The DDT&E phase will officially conclude with the Artemis II mission, the first test flight with crew. Although no structural changes on the vehicle are expected to come from Artemis I and II, the mission outcomes may drive minor changes or upgrades into subsequent builds.
“As we fly, we will learn and adapt the spacecraft to the missions as needed,” said Assistant Orion Program Manager Paul Marshall. This could include modifying crew systems or crew interfaces to help astronauts perform future missions as smoothly as possible.
In the production phase, engineers will apply refinements to Orion’s design to ensure that manufacturing and assembly are as efficient as possible. One of many improvements was reducing the number of welded pieces that make up Orion’s pressure vessel. The pressure vessel’s original design had 33 welded pieces, which was streamlined to seven for Artemis I and up, to improve manufacturability and save more than 700 pounds of excess weight.

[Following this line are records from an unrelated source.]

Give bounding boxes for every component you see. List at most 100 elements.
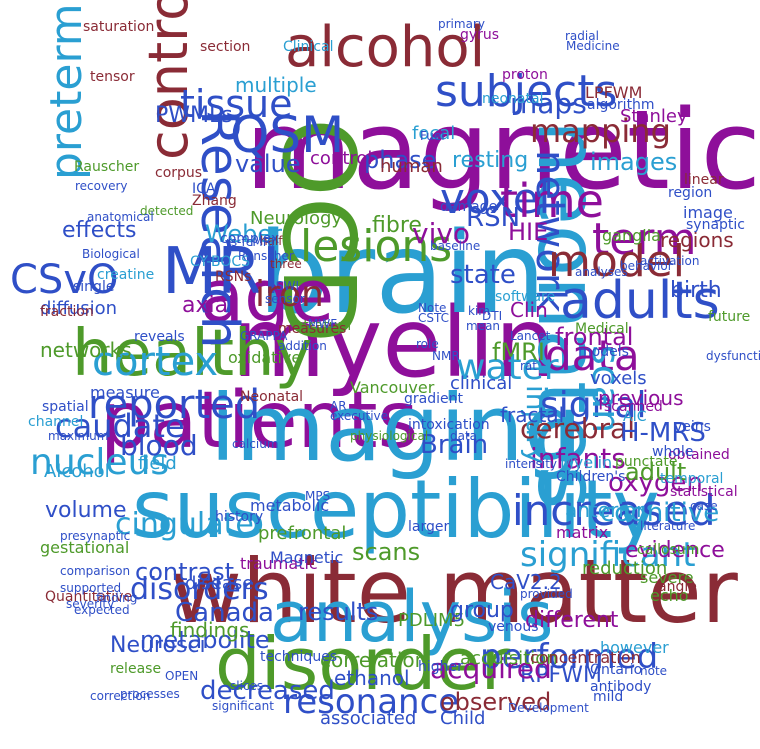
cloud-word: susceptibility	[132, 463, 660, 556]
cloud-word: mild	[593, 689, 624, 705]
cloud-word: linear	[684, 172, 724, 188]
cloud-word: larger	[408, 519, 450, 535]
cloud-word: metabolic	[250, 496, 330, 515]
cloud-word: corpus	[155, 165, 203, 181]
cloud-word: intoxication	[408, 417, 490, 433]
cloud-word: complex	[220, 231, 280, 247]
cloud-word: slices	[230, 679, 264, 693]
cloud-word: brain	[258, 209, 546, 339]
cloud-word: proton	[502, 67, 548, 83]
cloud-word: scans	[352, 538, 421, 566]
cloud-word: adult	[625, 458, 687, 486]
cloud-word: prefrontal	[258, 523, 347, 544]
cloud-word: Ontario	[590, 662, 643, 678]
cloud-word: Ranscher	[238, 249, 294, 263]
cloud-word: Clinical	[283, 39, 334, 55]
cloud-word: resonance	[283, 682, 460, 722]
cloud-word: significant	[212, 699, 274, 713]
cloud-word: Biological	[82, 247, 140, 261]
cloud-word: calcium	[232, 437, 279, 451]
cloud-word: Stanley	[620, 106, 688, 127]
cloud-word: Myelin	[560, 453, 613, 472]
cloud-word: patients	[100, 376, 419, 466]
cloud-word: however	[600, 638, 669, 657]
cloud-word: dysfunction	[706, 349, 760, 363]
cloud-word: MWF	[308, 317, 338, 331]
cloud-word: human	[380, 156, 443, 177]
cloud-word: algorithm	[587, 97, 655, 113]
cloud-word: statistical	[670, 484, 738, 500]
cloud-word: HIE	[508, 218, 549, 246]
cloud-word: multiple	[235, 73, 317, 97]
cloud-word: future	[708, 309, 751, 325]
cloud-word: correlation	[320, 648, 428, 672]
cloud-word: detected	[140, 204, 194, 218]
cloud-word: MPS	[305, 489, 331, 503]
cloud-word: fMRI	[492, 338, 545, 366]
cloud-word: software	[495, 289, 556, 305]
cloud-word: severe	[640, 568, 694, 587]
cloud-word: cerebral	[520, 412, 635, 445]
cloud-word: comparison	[60, 564, 131, 578]
cloud-word: RSNs	[215, 269, 252, 285]
cloud-word: model	[548, 236, 686, 287]
cloud-word: MRI	[162, 235, 281, 309]
cloud-word: GRAPPA	[240, 329, 288, 343]
cloud-word: ethanol	[334, 666, 410, 690]
cloud-word: white matter	[170, 540, 738, 643]
cloud-word: techniques	[260, 649, 338, 665]
cloud-word: provided	[520, 587, 573, 601]
cloud-word: note	[640, 664, 668, 678]
cloud-word: iron	[255, 274, 324, 315]
cloud-word: release	[110, 661, 162, 677]
cloud-word: previous	[598, 386, 684, 410]
cloud-word: PWMLs	[155, 103, 233, 128]
cloud-word: analysis	[270, 576, 554, 658]
cloud-word: effects	[62, 218, 137, 243]
cloud-word: Clin	[510, 298, 548, 322]
cloud-word: acquired	[430, 652, 552, 685]
cloud-word: group	[450, 598, 514, 623]
cloud-word: kim	[468, 304, 490, 318]
cloud-word: resting	[452, 148, 529, 173]
cloud-word: reported	[88, 382, 261, 428]
cloud-word: alcohol	[285, 15, 486, 80]
cloud-word: gradient	[404, 391, 463, 407]
cloud-word: Development	[508, 701, 589, 715]
cloud-word: different	[525, 608, 619, 633]
cloud-word: CY-BOCS	[190, 254, 251, 270]
cloud-word: field	[138, 453, 177, 474]
cloud-word: correction	[90, 689, 151, 703]
cloud-word: radial	[565, 29, 599, 43]
cloud-word: regions	[660, 228, 734, 252]
cloud-word: measure	[90, 383, 160, 402]
cloud-word: state	[450, 260, 516, 290]
cloud-word: volume	[45, 498, 127, 523]
cloud-word: AR	[330, 399, 347, 413]
cloud-word: RPFWM	[520, 663, 602, 688]
cloud-word: gestational	[40, 538, 130, 557]
cloud-word: acquisition	[460, 648, 558, 669]
cloud-word: fibre	[372, 213, 422, 238]
cloud-word: region	[668, 185, 713, 201]
cloud-word: Brain	[420, 430, 489, 460]
cloud-word: value	[235, 150, 301, 178]
cloud-word: executive	[330, 409, 389, 423]
cloud-word: decreased	[200, 676, 335, 706]
cloud-word: voxels	[590, 368, 647, 389]
cloud-word: evidence	[625, 538, 725, 563]
cloud-word: Medical	[575, 321, 629, 337]
cloud-word: data	[450, 429, 478, 443]
cloud-word: single	[73, 279, 115, 295]
cloud-word: echo	[650, 586, 689, 605]
cloud-word: OPEN	[165, 669, 199, 683]
cloud-word: Child	[440, 708, 486, 729]
cloud-word: AIC	[623, 409, 647, 425]
cloud-word: stratum	[296, 318, 352, 334]
cloud-word: measures	[278, 321, 347, 337]
cloud-word: venous	[488, 619, 539, 635]
cloud-word: role	[416, 337, 439, 351]
cloud-word: imaging	[210, 375, 583, 482]
cloud-word: Alcohol	[44, 461, 110, 482]
cloud-word: mean	[466, 319, 501, 333]
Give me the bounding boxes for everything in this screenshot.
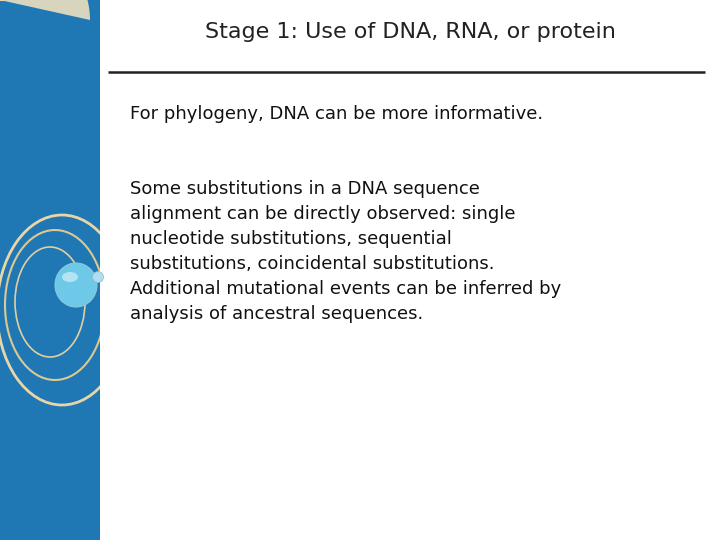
Bar: [0, 0, 100, 540]
Ellipse shape: [62, 272, 78, 282]
Text: Stage 1: Use of DNA, RNA, or protein: Stage 1: Use of DNA, RNA, or protein: [204, 22, 616, 42]
Text: For phylogeny, DNA can be more informative.: For phylogeny, DNA can be more informati…: [130, 105, 543, 123]
Polygon shape: [0, 0, 90, 20]
Bar: [0, 0, 100, 540]
Ellipse shape: [92, 272, 104, 282]
Ellipse shape: [55, 263, 97, 307]
Text: Some substitutions in a DNA sequence
alignment can be directly observed: single
: Some substitutions in a DNA sequence ali…: [130, 180, 562, 323]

With these seven welds recently completed on the Artemis III pressure vessel at NASA’s Michoud Assembly Facility in New Orleans — and structural design changes and testing complete — a more efficient and streamlined production line for spacecraft begins. Under the Orion Production and Operations Contract (OPOC) awarded to Lockheed Martin, NASA committed to ordering a minimum of six and a maximum of 12 Orion spacecraft. The agency ordered three Orion spacecraft in 2019 for Artemis missions III through V, and plans to order three additional Orion capsules in fiscal year 2022 for Artemis missions VI through VIII.
“Our strategy to go from design and development to production focuses on optimization by making changes in several different areas to emerge with a more efficient flow,” said Kelly DeFazio, program director for production operations at Lockheed Martin.

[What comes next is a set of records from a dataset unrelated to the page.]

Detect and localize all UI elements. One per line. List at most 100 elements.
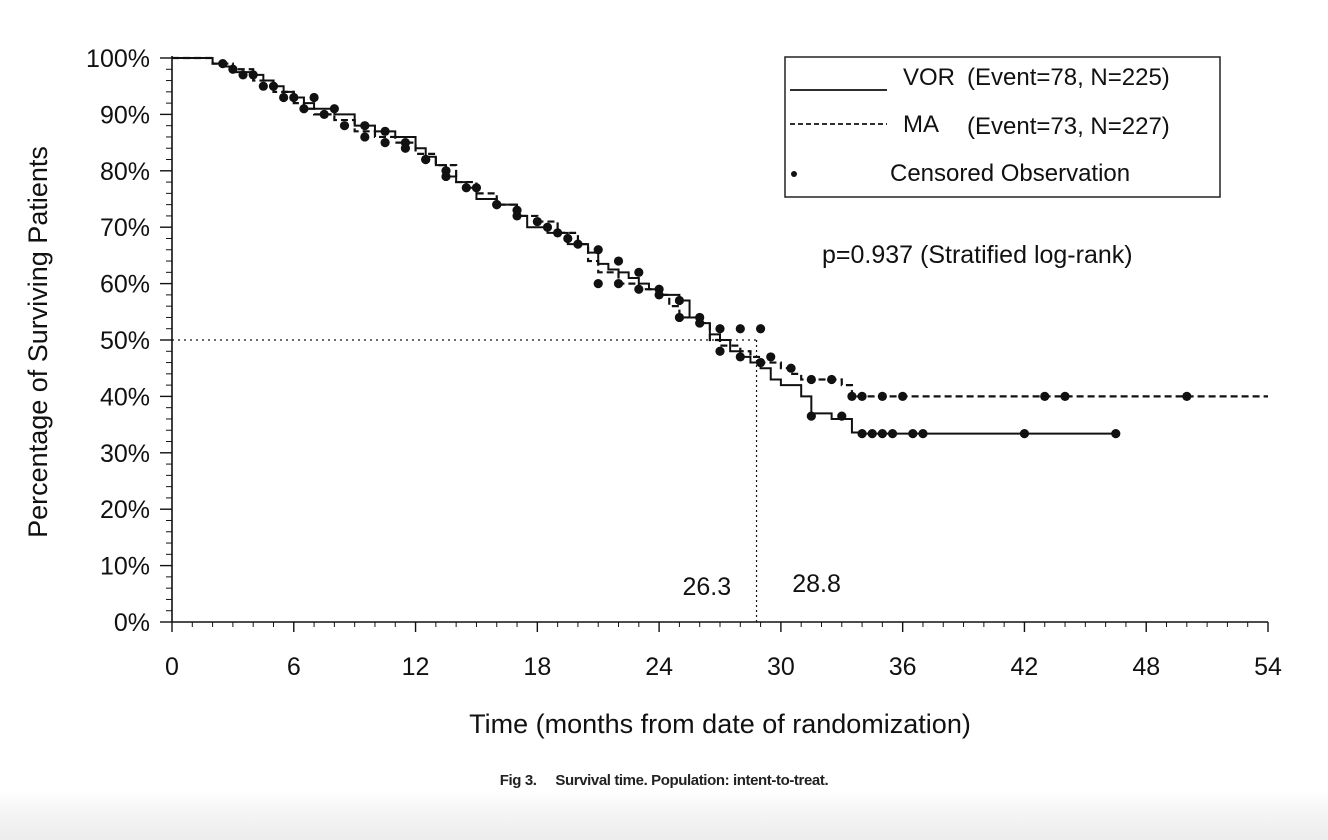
censor-mark-vor bbox=[289, 92, 299, 103]
censor-mark-ma bbox=[634, 284, 644, 294]
censor-mark-ma bbox=[1182, 391, 1192, 401]
x-tick-label: 24 bbox=[645, 653, 673, 681]
censor-mark-vor bbox=[867, 429, 877, 439]
censor-mark-ma bbox=[806, 374, 816, 385]
x-tick-label: 42 bbox=[1011, 653, 1039, 681]
censor-mark-ma bbox=[400, 143, 411, 153]
censor-mark-ma bbox=[299, 104, 309, 114]
censor-mark-ma bbox=[654, 290, 664, 300]
censor-mark-ma bbox=[613, 279, 624, 289]
y-axis-title: Percentage of Surviving Patients bbox=[23, 146, 53, 538]
x-tick-label: 30 bbox=[767, 653, 795, 681]
censor-mark-vor bbox=[248, 70, 258, 80]
median-label-vor: 26.3 bbox=[682, 573, 731, 601]
censor-mark-vor bbox=[918, 429, 928, 439]
censor-mark-ma bbox=[492, 200, 502, 210]
censor-mark-ma bbox=[380, 138, 390, 148]
y-tick-label: 70% bbox=[100, 214, 150, 242]
censor-mark-ma bbox=[319, 109, 329, 119]
y-tick-label: 30% bbox=[100, 440, 150, 468]
censor-mark-ma bbox=[877, 391, 887, 401]
censor-mark-vor bbox=[542, 222, 553, 232]
censor-mark-vor bbox=[674, 295, 685, 306]
censor-mark-vor bbox=[857, 429, 867, 439]
censor-mark-vor bbox=[228, 64, 238, 74]
y-tick-label: 10% bbox=[100, 553, 150, 581]
censor-mark-ma bbox=[827, 374, 837, 385]
median-label-ma: 28.8 bbox=[792, 570, 841, 598]
censor-mark-ma bbox=[532, 216, 542, 227]
censor-mark-vor bbox=[877, 429, 887, 439]
legend-ma-label: MA bbox=[903, 111, 939, 138]
figure-caption: Fig 3. Survival time. Population: intent… bbox=[0, 772, 1328, 789]
censor-mark-vor bbox=[563, 233, 573, 244]
censor-mark-vor bbox=[715, 324, 725, 334]
censored-observations bbox=[218, 59, 1192, 439]
x-tick-label: 6 bbox=[287, 653, 301, 681]
censor-mark-vor bbox=[309, 92, 319, 103]
censor-mark-ma bbox=[258, 81, 268, 91]
censor-mark-ma bbox=[238, 70, 248, 80]
censor-mark-vor bbox=[1019, 429, 1030, 439]
censor-mark-ma bbox=[553, 228, 563, 238]
y-tick-label: 90% bbox=[100, 101, 150, 129]
x-tick-label: 0 bbox=[165, 653, 179, 681]
censor-mark-vor bbox=[380, 126, 390, 136]
censor-mark-ma bbox=[1060, 391, 1070, 401]
y-tick-label: 50% bbox=[100, 327, 150, 355]
legend-vor-stats: (Event=78, N=225) bbox=[967, 64, 1170, 91]
censor-mark-ma bbox=[695, 318, 705, 328]
censor-mark-vor bbox=[806, 411, 816, 421]
censor-mark-ma bbox=[735, 352, 745, 362]
caption-label: Fig 3. bbox=[499, 772, 537, 789]
y-tick-label: 100% bbox=[86, 45, 150, 73]
censor-mark-ma bbox=[339, 121, 350, 131]
censor-mark-ma bbox=[421, 154, 431, 165]
censor-mark-ma bbox=[786, 363, 796, 373]
censor-mark-vor bbox=[1111, 429, 1121, 439]
y-tick-label: 80% bbox=[100, 158, 150, 186]
x-tick-label: 48 bbox=[1132, 653, 1160, 681]
censor-mark-ma bbox=[441, 171, 451, 182]
censor-mark-vor bbox=[735, 324, 745, 334]
censor-mark-vor bbox=[634, 267, 644, 277]
censor-mark-ma bbox=[715, 346, 725, 356]
censor-mark-ma bbox=[1040, 391, 1050, 401]
x-tick-label: 12 bbox=[402, 653, 430, 681]
y-tick-label: 60% bbox=[100, 271, 150, 299]
x-tick-label: 36 bbox=[889, 653, 917, 681]
censor-mark-vor bbox=[887, 429, 898, 439]
censor-mark-vor bbox=[471, 183, 482, 193]
legend-censor-label: Censored Observation bbox=[890, 160, 1130, 187]
legend-ma-stats: (Event=73, N=227) bbox=[967, 113, 1170, 140]
censor-mark-vor bbox=[268, 81, 279, 91]
chart-axes: 0% 10% 20% 30% 40% 50% 60% 70% 80% 90% 100% 0 6 12 18 2… bbox=[86, 45, 1282, 681]
censor-mark-ma bbox=[360, 132, 370, 142]
censor-mark-ma bbox=[218, 59, 228, 69]
censor-mark-ma bbox=[512, 211, 522, 221]
censor-mark-ma bbox=[898, 391, 908, 401]
censor-mark-vor bbox=[360, 121, 370, 131]
p-value-annotation: p=0.937 (Stratified log-rank) bbox=[822, 241, 1133, 269]
y-tick-label: 40% bbox=[100, 383, 150, 411]
censor-mark-ma bbox=[755, 357, 766, 368]
censor-mark-vor bbox=[908, 429, 918, 439]
censor-mark-ma bbox=[573, 239, 583, 249]
censor-mark-ma bbox=[847, 391, 857, 401]
median-reference-lines bbox=[172, 339, 758, 622]
censor-mark-vor bbox=[593, 245, 603, 255]
censor-mark-ma bbox=[461, 183, 471, 193]
x-tick-label: 18 bbox=[523, 653, 551, 681]
censor-mark-ma bbox=[593, 279, 603, 289]
y-tick-label: 20% bbox=[100, 496, 150, 524]
legend: VOR (Event=78, N=225) MA (Event=73, N=22… bbox=[784, 56, 1221, 198]
censor-mark-ma bbox=[857, 391, 867, 401]
legend-censor-marker bbox=[791, 171, 797, 177]
caption-text: Survival time. Population: intent-to-tre… bbox=[555, 772, 829, 789]
censor-mark-vor bbox=[766, 352, 776, 362]
censor-mark-vor bbox=[837, 411, 847, 421]
legend-vor-label: VOR bbox=[903, 64, 955, 91]
y-tick-label: 0% bbox=[114, 609, 150, 637]
censor-mark-vor bbox=[329, 104, 339, 114]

Some examples of optimizing Orion production include:
* Changing the organizational structure of employees from a large, integrated product team structure centered on design, development, and qualification, to smaller multifunctional work teams focused on production throughput and quality of product.
* Incorporating systems to identify and address constraints in production flow, and the use of smart tools like augmented reality on the production floor.
* The opening of Lockheed Martin’s Spacecraft, Test, Assembly and Resource (STAR) Center in Titusville, Florida, earlier this summer to streamline manufacturing capacity.
* Reusing Orion crew modules and high-value systems, combined with the ability to bulk buy material and components, which contribute to considerable cost reductions compared to spacecraft produced under DDT&E.
“Our production plan activates unique manufacturing efficiencies that ensure we achieve the desired mission cadence while driving cost reductions,” said Marshall.
Those savings give NASA more resources to invest in developing the elements needed to pursue the lunar exploration campaign in the coming years, he added.
“The transition into production provides the opportunity to shift the focus of the Orion workforce to defining, implementing, and executing the exploration missions that Orion is built to fly,” said Marshall.